A hombros de una narrativa crecida en la contención, sin aspavientos ni exhibiciones, pero dotada de una prosa de precisión cirujana para la que la autora no escatima en las imágenes portentosas que marcan a fuego su obra, Historia de la mujer caníbal nos muestra un pulso particularmente íntimo de Maryse Condé. La novela extiende ante el lector una revisión a fondo del matrimonio de Rosélie en la que cada traición se inscribe en el particular exilio de la protagonista, sola ante el mundo, en un destierro en la que sólo cabe huir al siguiente desprecio. Si Ulises alentaba la esperanza de acabar sus días en Ítaca, semejante posibilidad le ha sido negada a Rosélie: ante la sugerencia de volver a su Guadalupe natal, la evidencia dicta que tal regreso entrañaría “un intento de volver al vientre materno. Por desgracia, una vez que salimos, ya no podemos regresar y acurrucarnos de nuevo en su interior. Nadie ha visto nunca a un recién nacido reconvertirse en feto. Una vez que se corta el cordón umbilical y se entierra la placenta, solo queda caminar, cueste lo que cueste.

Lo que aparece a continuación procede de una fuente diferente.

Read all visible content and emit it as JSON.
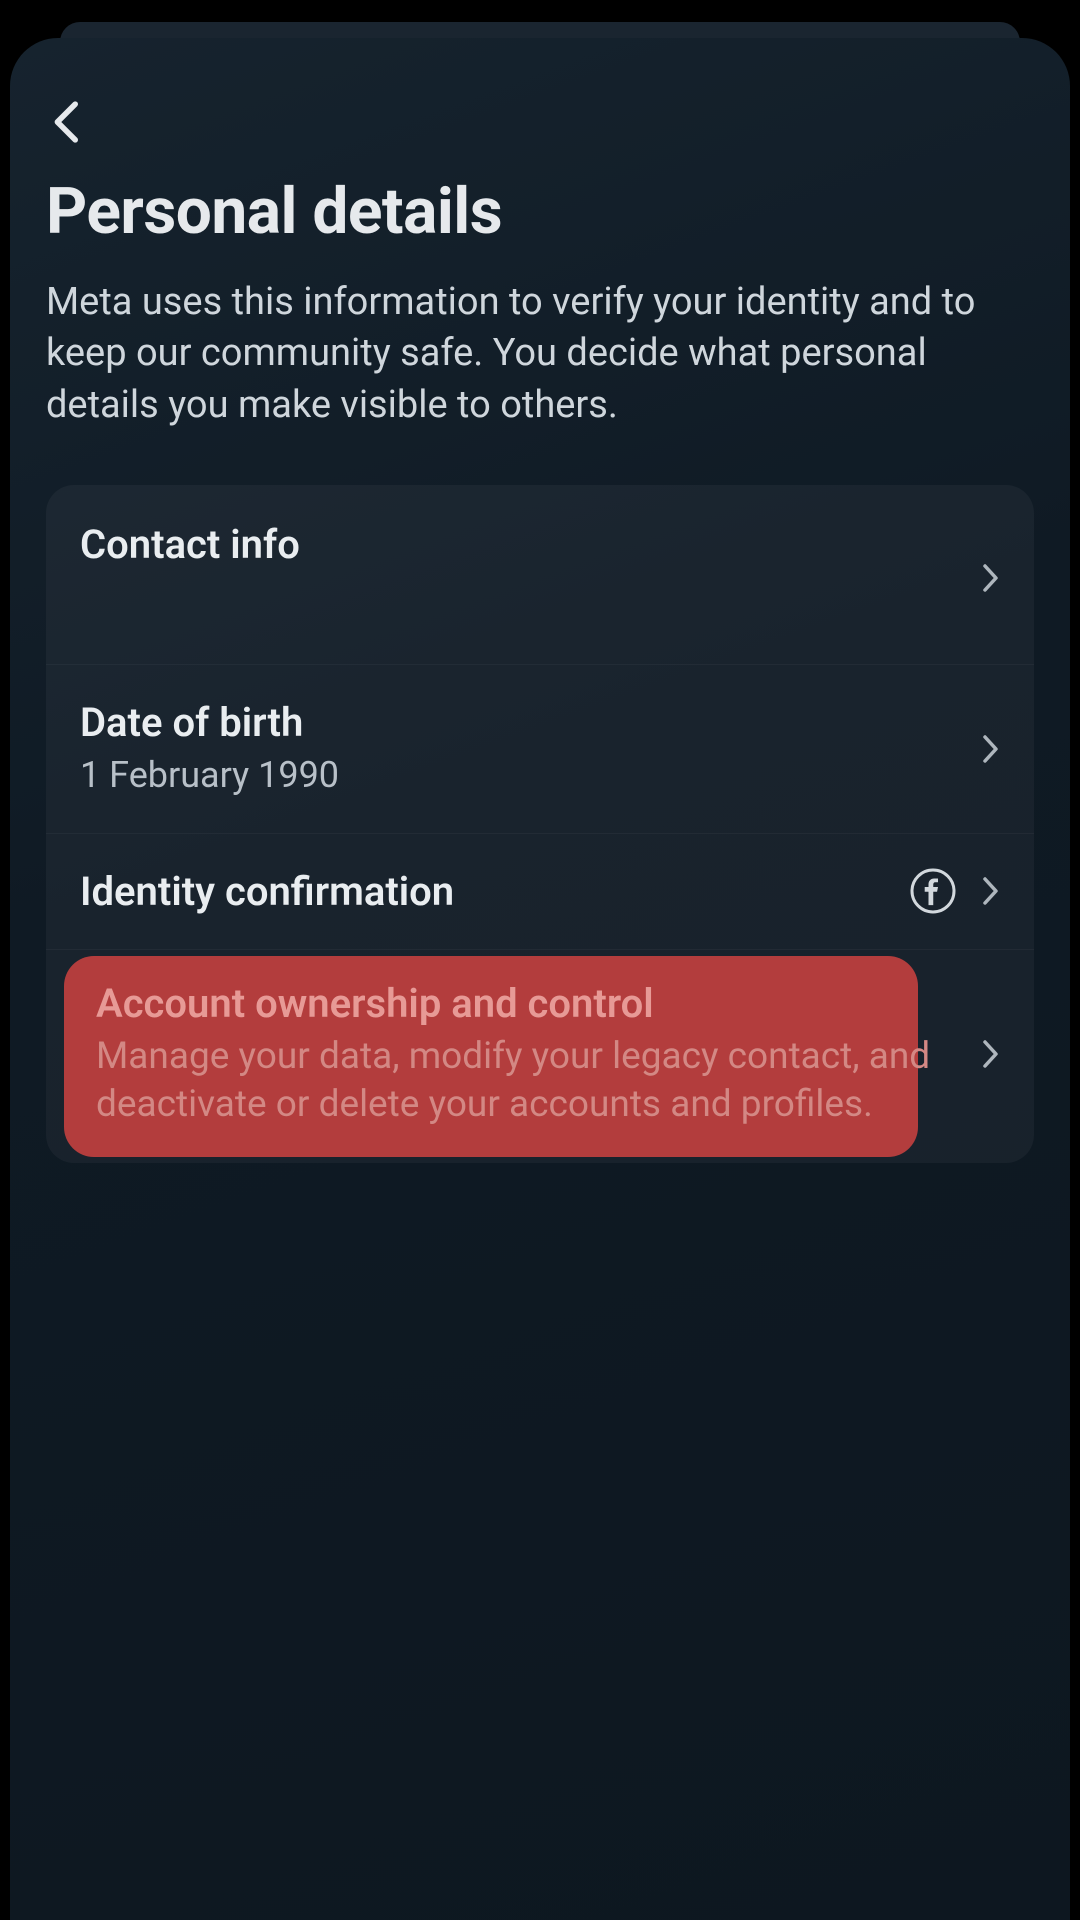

Caminar hasta el final de la existencia”. La Rosélie de Maryse Condé no es sólo una mujer que camina: también es una mujer que admite que no ha dejado de hacerlo, en una Sudáfrica que, como ella, cree haber pasado la página más terrible de su historia pero que aún está obligada a enfrentarse a sus peores fantasmas. Finalmente, con la Historia de la mujer caníbal corresponde celebrar en Maryse Condé la certeza de un clásico. Por si acaso no habíamos tenido ya argumentos suficientes.